Aussi, soyez prêt à investir du temps et de l’argent. Le digital à l’export peut prendre du temps et nécessiter un investissement financier conséquent. Assurez-vous d’avoir suffisamment de ressources pour soutenir votre entreprise tout au long du processus de développement. Dans ce cas, il est important que vous exploriez les opportunités de financement offertes par les institutions locales et internationales pour soutenir votre entreprise (par exemple, le programme d’appui aux PME de la BERD).
En ce qui concerne les conseils spécifiques au Maroc, je vous suggère de vous concentrer sur la qualité. La production marocaine bénéficie d’une excellente réputation en termes de qualité. Elle est essentielle pour réussir sur le marché international, surtout pour les produits de niche.

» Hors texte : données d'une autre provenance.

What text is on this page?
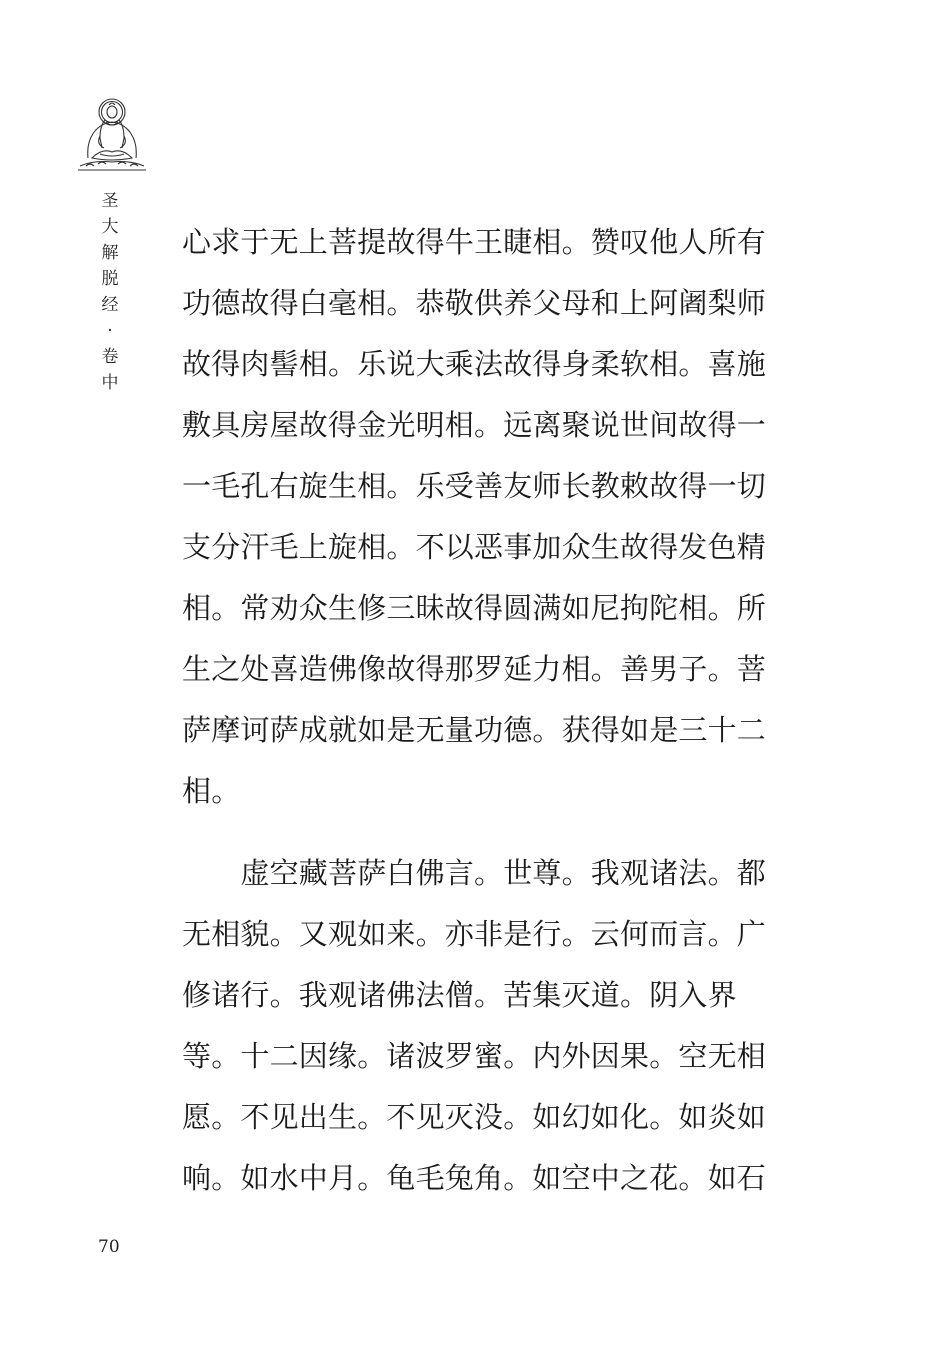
圣
大
解
脱
经
·
卷
中

心求于无上菩提故得牛王睫相。赞叹他人所有
功德故得白毫相。恭敬供养父母和上阿阇梨师
故得肉髻相。乐说大乘法故得身柔软相。喜施
敷具房屋故得金光明相。远离聚说世间故得一
一毛孔右旋生相。乐受善友师长教敕故得一切
支分汗毛上旋相。不以恶事加众生故得发色精
相。常劝众生修三昧故得圆满如尼拘陀相。所
生之处喜造佛像故得那罗延力相。善男子。菩
萨摩诃萨成就如是无量功德。获得如是三十二
相。

　　虚空藏菩萨白佛言。世尊。我观诸法。都
无相貌。又观如来。亦非是行。云何而言。广
修诸行。我观诸佛法僧。苦集灭道。阴入界
等。十二因缘。诸波罗蜜。内外因果。空无相
愿。不见出生。不见灭没。如幻如化。如炎如
响。如水中月。龟毛兔角。如空中之花。如石

70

Les produits de qualité sur des niches spécifiques avec une valeur ajoutée élevée sont ceux qui se vendent le mieux en ligne à l’international.
Dernier conseil, faites appel à des experts en stratégie digitale multicanale à l’export ! Si vous n’êtes pas à l’aise avec ces techniques, envisagez de faire appel à des professionnels avec une expertise confirmée dans le digital à l’international pour vous guider tout au long du processus. Faire appel à ce type d’experts, c’est un investissement qui vous permettra de prendre de l’avance sur vos concurrents à l’international, ou de rattraper rapidement votre retard le cas échéant.